Aufhören war für mich nie eine Option, weil die Aufgabe sehr wichtig und die Situation immer schwieriger geworden ist. Ich habe im Laufe meiner Amtszeit gemerkt, dass es von Vorteil ist, Erfahrungen einzubringen. Ich konnte viele institutionelle Änderungen und auch Gründungen von Strukturen anstoßen, etwa den Aufbau des RIAS-Bundesverbandes, dessen Schirmherr ich bin. Das ist eine wichtige Struktur, die wir geschaffen haben, weil Menschen, die von Antisemitismus betroffen sind, hier eine Anlaufstelle haben, wo sie Unterstützung bekommen. Ich habe außerdem viele Kontakte zu jüdischen und nichtjüdischen Organisationen geknüpft und viel Vertrauen aufgebaut. Insofern übe ich mein Amt mit Freude aus und stehe auch weiterhin zur Verfügung.
Wäre es Ihnen lieber, im Bundeskanzleramt angesiedelt zu sein, statt wie bisher im Innenministerium?
Ich hätte gegen den Umzug ins Kanzleramt nichts einzuwenden.

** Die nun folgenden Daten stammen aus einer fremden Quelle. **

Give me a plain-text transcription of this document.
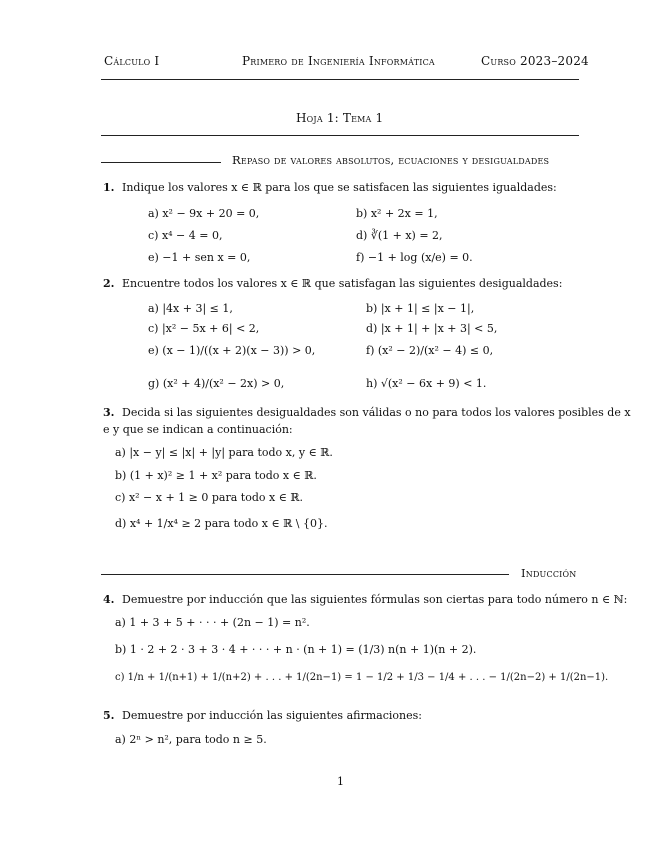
Cálculo I	Primero de Ingeniería Informática	Curso 2023–2024
Hoja 1: Tema 1
Repaso de valores absolutos, ecuaciones y desigualdades
1. Indique los valores x ∈ ℝ para los que se satisfacen las siguientes igualdades:
a) x² − 9x + 20 = 0,	b) x² + 2x = 1,
c) x⁴ − 4 = 0,	d) ∛(1 + x) = 2,
e) −1 + sen x = 0,	f) −1 + log (x/e) = 0.
2. Encuentre todos los valores x ∈ ℝ que satisfagan las siguientes desigualdades:
a) |4x + 3| ≤ 1,	b) |x + 1| ≤ |x − 1|,
c) |x² − 5x + 6| < 2,	d) |x + 1| + |x + 3| < 5,
e) (x − 1)/((x + 2)(x − 3)) > 0,	f) (x² − 2)/(x² − 4) ≤ 0,
g) (x² + 4)/(x² − 2x) > 0,	h) √(x² − 6x + 9) < 1.
3. Decida si las siguientes desigualdades son válidas o no para todos los valores posibles de x
e y que se indican a continuación:
a) |x − y| ≤ |x| + |y| para todo x, y ∈ ℝ.
b) (1 + x)² ≥ 1 + x² para todo x ∈ ℝ.
c) x² − x + 1 ≥ 0 para todo x ∈ ℝ.
d) x⁴ + 1/x⁴ ≥ 2 para todo x ∈ ℝ \ {0}.
Inducción
4. Demuestre por inducción que las siguientes fórmulas son ciertas para todo número n ∈ ℕ:
a) 1 + 3 + 5 + · · · + (2n − 1) = n².
b) 1 · 2 + 2 · 3 + 3 · 4 + · · · + n · (n + 1) = (1/3) n(n + 1)(n + 2).
c) 1/n + 1/(n+1) + 1/(n+2) + . . . + 1/(2n−1) = 1 − 1/2 + 1/3 − 1/4 + . . . − 1/(2n−2) + 1/(2n−1).
5. Demuestre por inducción las siguientes afirmaciones:
a) 2ⁿ > n², para todo n ≥ 5.
1
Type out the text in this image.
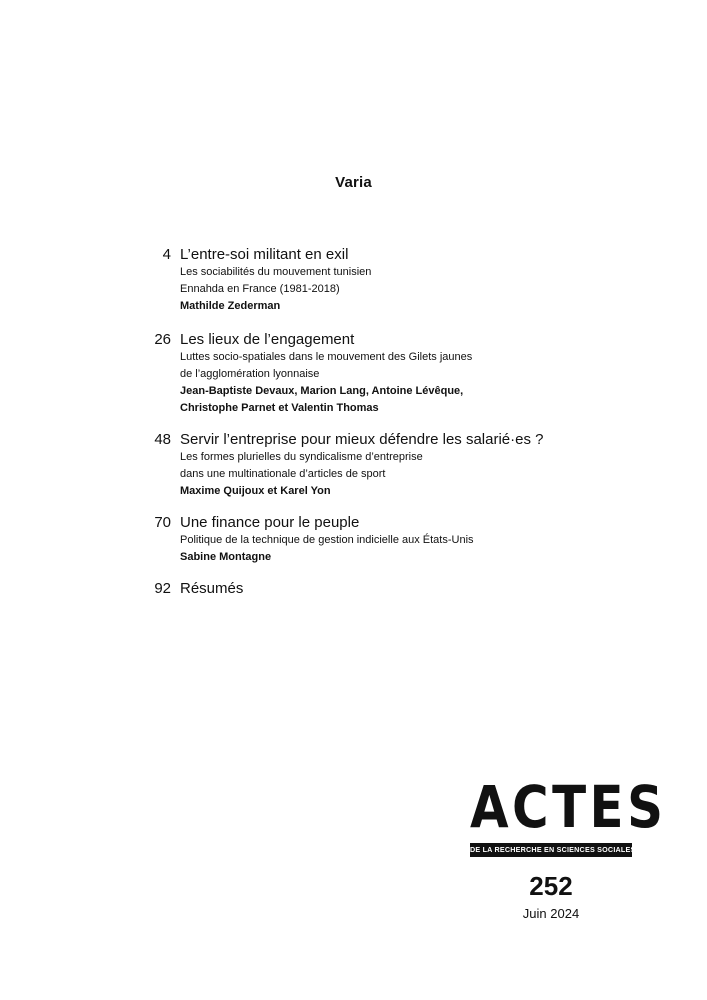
Varia
4 L’entre-soi militant en exil
Les sociabilités du mouvement tunisien
Ennahda en France (1981-2018)
Mathilde Zederman
26 Les lieux de l’engagement
Luttes socio-spatiales dans le mouvement des Gilets jaunes
de l’agglomération lyonnaise
Jean-Baptiste Devaux, Marion Lang, Antoine Lévêque,
Christophe Parnet et Valentin Thomas
48 Servir l’entreprise pour mieux défendre les salarié·es ?
Les formes plurielles du syndicalisme d’entreprise
dans une multinationale d’articles de sport
Maxime Quijoux et Karel Yon
70 Une finance pour le peuple
Politique de la technique de gestion indicielle aux États-Unis
Sabine Montagne
92 Résumés
ACTES
DE LA RECHERCHE EN SCIENCES SOCIALES
252
Juin 2024
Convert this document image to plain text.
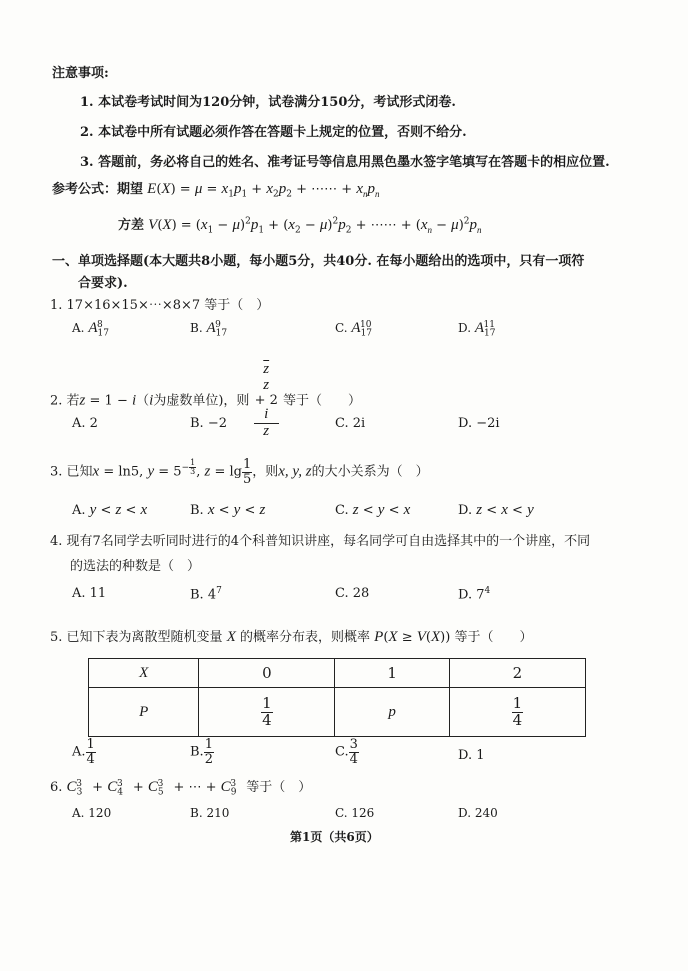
注意事项:
1. 本试卷考试时间为120分钟，试卷满分150分，考试形式闭卷.
2. 本试卷中所有试题必须作答在答题卡上规定的位置，否则不给分.
3. 答题前，务必将自己的姓名、准考证号等信息用黑色墨水签字笔填写在答题卡的相应位置.
参考公式：期望 $E(X) = \mu = x_1p_1 + x_2p_2$ + ⋯⋯ + $x_np_n$
方差 $V(X) = (x_1 - \mu)^2p_1 + (x_2 - \mu)^2p_2$ + ⋯⋯ + $(x_n - \mu)^2p_n$
一、单项选择题(本大题共8小题，每小题5分，共40分. 在每小题给出的选项中，只有一项符
合要求).
1. 17×16×15×⋯×8×7 等于（　）
A. $A_{17}^8$	B. $A_{17}^9$	C. $A_{17}^{10}$	D. $A_{17}^{11}$
2. 若z = 1 − i（i为虚数单位)，则 $\overline{z}$
z
+ 2
i
z 等于（　　）
A. 2	B. −2	C. 2i	D. −2i
3. 已知x = ln5, $y = 5^{- \frac{1}{3}}$ , $z = \lg \frac{1}{5}$ ，则x, y, z的大小关系为（　）
A. y < z < x	B. x < y < z	C. z < y < x	D. z < x < y
4. 现有7名同学去听同时进行的4个科普知识讲座，每名同学可自由选择其中的一个讲座，不同
的选法的种数是（　）
A. 11	B. $4^7$	C. 28	D. $7^4$
5. 已知下表为离散型随机变量 X 的概率分布表，则概率 P(X ≥ V(X)) 等于（　　）
X	0	1	2
P	$\frac{1}{4}$	p	$\frac{1}{4}$
A. $\frac{1}{4}$	B. $\frac{1}{2}$	C. $\frac{3}{4}$	D. 1
6. $C_3^3 + C_4^3 + C_5^3$ + ⋯ + $C_9^3$ 等于（　）
A. 120	B. 210	C. 126	D. 240
第1页（共6页）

Der wäre durchaus sinnvoll, denn es hat sich gezeigt, dass Antisemitismus ein Querschnittsthema ist, das alle Ministerien betrifft, und wenn Sie von der Regierungszentrale aus Initiativen anstoßen, hat das eine gewisse Wucht. Gleichzeitig ist, wie die zurückliegenden sechs Jahre zeigen, auch aus dem Innenministerium heraus, in dem ich mich wohlfühle und viel Unterstützung erfahre, eine gute und effektive Arbeit möglich.
Wenn Sie auf die ersten Jahre Ihrer Amtszeit zurückblicken: Welche Ihrer ersten Ideen, die Sie angehen wollten, hatten Erfolg und bei welchen mussten Sie Misserfolge einstecken?
Die Kommission der Antisemitismusbeauftragten aus Bund und Ländern ist ein entscheidendes strukturelles Instrument, da die Zuständigkeit für etwa achtzig Prozent der Handlungsfelder gegen Antisemitismus bei den Ländern liegt. Denken Sie an Bildung und Kultur, Polizei oder Justiz. Auch deshalb bin ich froh, dass - bis auf die bedauerliche Ausnahme Bremen - alle Bundesländer Antisemitismusbeauftragte berufen haben. Auch die Einrichtung von Beauftragten bei den Staatsanwaltschaften ist extrem wichtig, damit die Justiz noch besser in der Lage ist, Antisemitismus zu erkennen und schnell zu ahnden. Wir haben es auch geschafft, das Verbrennen von Fahnen anderer Länder zum Straftatbestand zu machen. Das hilft nun der Polizei im Umgang mit den sogenannten propalästinensischen, aber in Wahrheit antiisraelischen Demonstrationen.
Und wo sehen Sie Misserfolge?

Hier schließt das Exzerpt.